We will eat at noon. Yup, you read it right. Why wait until 3 or 4 in the afternoon when everybody's gotta eat lunch anyway? I figure we may as well eat the real deal early and have dessert as the main course at 5 pm. In fact, we've been invited to two Thanksgiving desserts: one at 5 and the other at 7:30 this evening. This is my kind of day: breakfast, lunch, and two rounds of dessert, all washed down with sparkling cider, sweet tea, and wine. For this great bounty, I am indeed thankful.
What else am I thankful for today?
* this morning's beautiful sky.
* baking and cooking these past two days with the children: chocolate chip cookies, a lemon pound cake, stuffing with pork sausage, and cranberry sauce made from fresh cranberries.
* the sounds of my home this morning as the heat kicks in, the hamster wakes up, and my son tunes into SportsCenter on ESPN.
* the quiet breathing of my daughter and my husband as they sleep.
* the anticipation of reading the notes of thanksgiving we've written this week and placed in a beautiful shoe box. We will read the notes one by one over the course of the day. The goal is to guess who wrote each one, but the real joy will be in conspiring (as in "breathing together") on prayers of thanks.

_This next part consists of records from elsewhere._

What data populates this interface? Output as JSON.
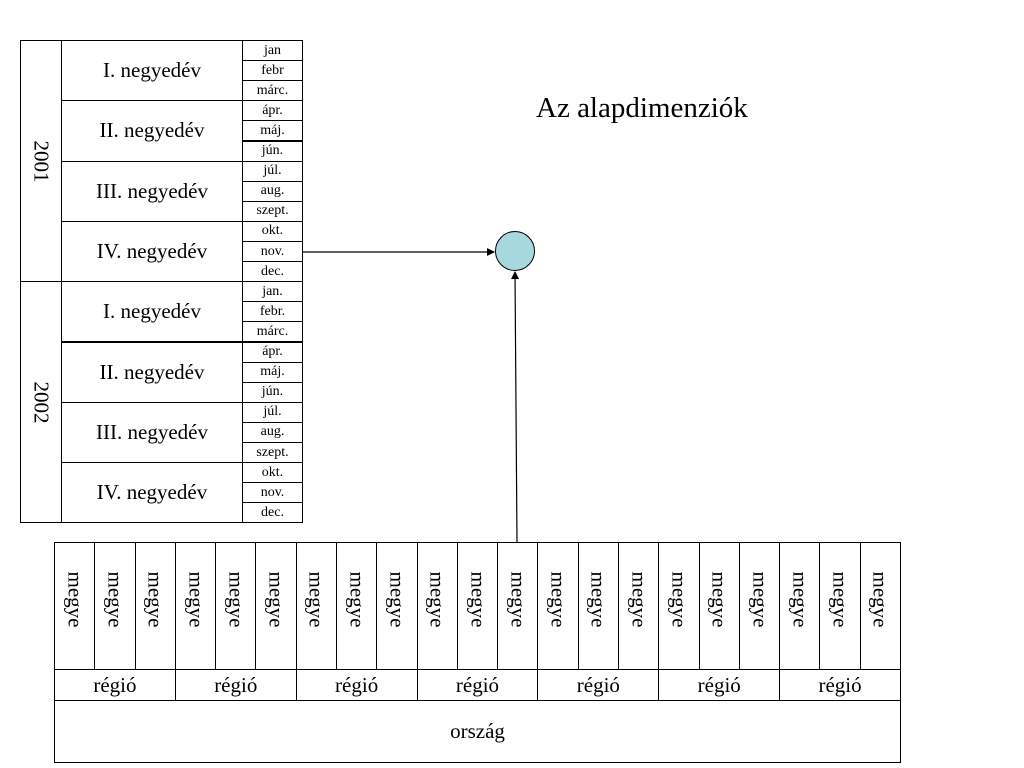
{
  "title": "Az alapdimenziók",
  "time_dimension": {
    "years": [
      {
        "label": "2001",
        "quarters": [
          {
            "label": "I. negyedév",
            "months": [
              "jan",
              "febr",
              "márc."
            ]
          },
          {
            "label": "II. negyedév",
            "months": [
              "ápr.",
              "máj.",
              "jún."
            ]
          },
          {
            "label": "III. negyedév",
            "months": [
              "júl.",
              "aug.",
              "szept."
            ]
          },
          {
            "label": "IV. negyedév",
            "months": [
              "okt.",
              "nov.",
              "dec."
            ]
          }
        ]
      },
      {
        "label": "2002",
        "quarters": [
          {
            "label": "I. negyedév",
            "months": [
              "jan.",
              "febr.",
              "márc."
            ]
          },
          {
            "label": "II. negyedév",
            "months": [
              "ápr.",
              "máj.",
              "jún."
            ]
          },
          {
            "label": "III. negyedév",
            "months": [
              "júl.",
              "aug.",
              "szept."
            ]
          },
          {
            "label": "IV. negyedév",
            "months": [
              "okt.",
              "nov.",
              "dec."
            ]
          }
        ]
      }
    ]
  },
  "geo_dimension": {
    "country": "ország",
    "regions": [
      {
        "label": "régió",
        "counties": [
          "megye",
          "megye",
          "megye"
        ]
      },
      {
        "label": "régió",
        "counties": [
          "megye",
          "megye",
          "megye"
        ]
      },
      {
        "label": "régió",
        "counties": [
          "megye",
          "megye",
          "megye"
        ]
      },
      {
        "label": "régió",
        "counties": [
          "megye",
          "megye",
          "megye"
        ]
      },
      {
        "label": "régió",
        "counties": [
          "megye",
          "megye",
          "megye"
        ]
      },
      {
        "label": "régió",
        "counties": [
          "megye",
          "megye",
          "megye"
        ]
      },
      {
        "label": "régió",
        "counties": [
          "megye",
          "megye",
          "megye"
        ]
      }
    ]
  },
  "colors": {
    "center_node_fill": "#a6d8de",
    "lines": "#000000"
  }
}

* lengthy conversations with three of my best buddies yesterday. I sat at Starbucks with one friend and talked for two hours while we nursed peppermint mochas and flipped through a book of Caravaggio's paintings. Such good memories I have of seeing his works in London, Rome, Florence, New York, and one right here in Charlotte!
* listening to the pastor talk about the importance of "thanksliving," not just this week, but always. May it be a way of life, not a single day of overindulgence with a brief prayer of thanks thrown in for good measure.

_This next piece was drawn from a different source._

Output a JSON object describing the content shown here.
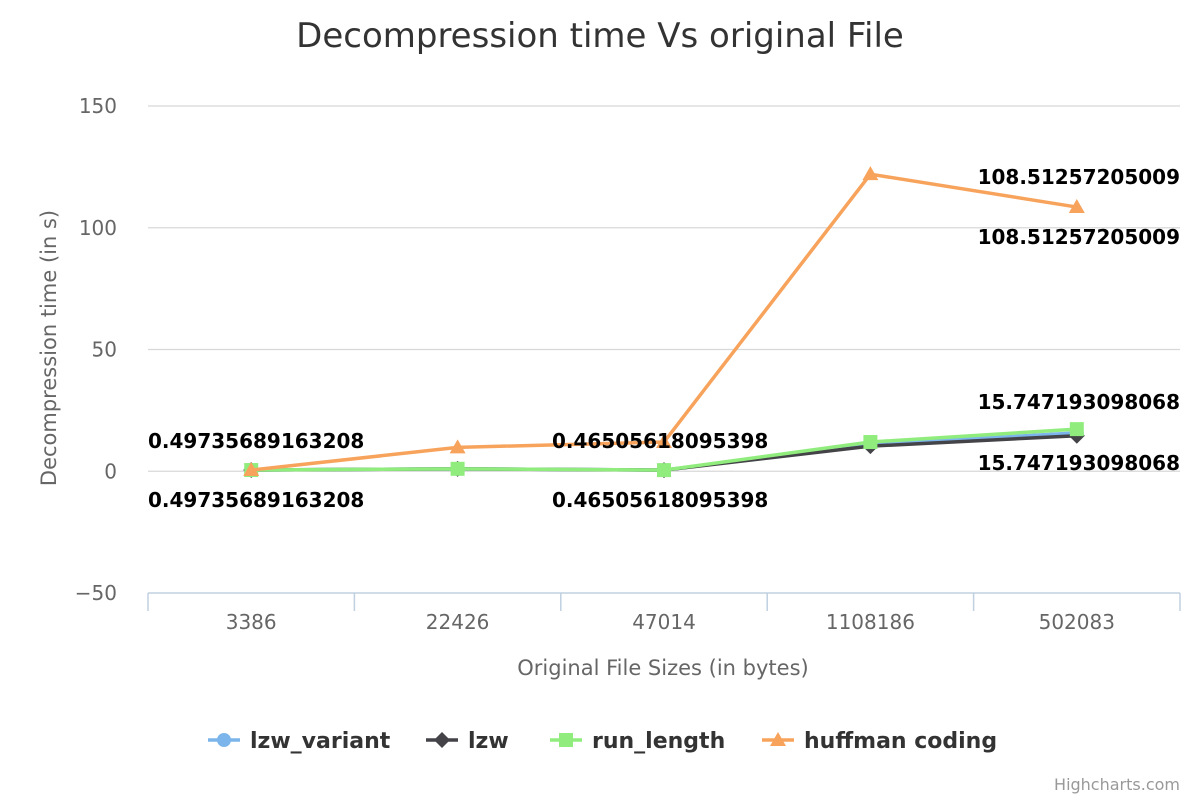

* listening to that same pastor sing a song about all that God has done for him.
* watching a video at the same service about a young man from our church who'd had a terrible dirt bike accident nearly two months ago. His helmet came off during the incident, and he suffered a very serious head injury. After his parents had been briefed and prepared for a recovery time of three to twelve months, one month and one day after the crash, he walked out of the hospital, completely restored, both physically and mentally. My son and I approached him on Tuesday night after the service and told him how much we'd been praying for him during the time of his chemically-induced coma. He thanked us, smiled his wide braces-bound smile, and went back to sipping his hot cider. Young Aaron is a living, breathing, walking, smiling testimony to the power of love, friendship, medical technology, and pure, old-fashioned prayer.

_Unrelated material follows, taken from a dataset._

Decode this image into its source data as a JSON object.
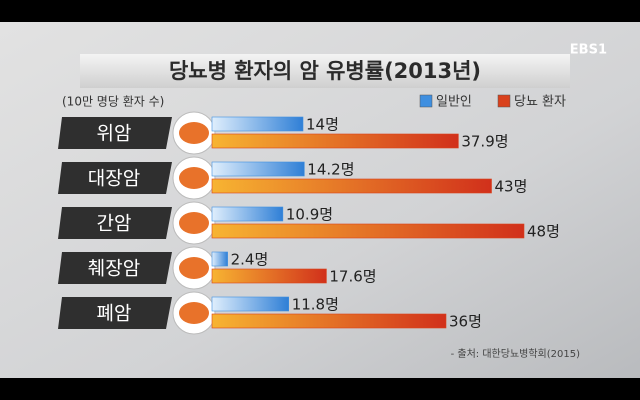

* I am thankful that another year has passed and we remain in good health. We are still together as a family. We haven't lost anyone to death, serious illness, or accident. We have so much for which to give thanks.
So here's to eating, drinking, laughing, looking around the table today at family and friends, and giving thanks for their presence, for their love, and for their willingness to share this day with us.
Here's to raising a toast to far away family, friends and loved ones who are not with us in body, but who are always with us in spirit. I will give thanks for all of you as well.
And finally, here's to remembering the one who aren't with us anymore: my father, my father-in-law, all four sets of our grandparents, Jill's father, Cindy's uncle, Suzanne's son, Ida, Leza, and countless others whose names I don't remember and probably never know. You are sorely missed, but we give thanks for all that you gave us while you were here.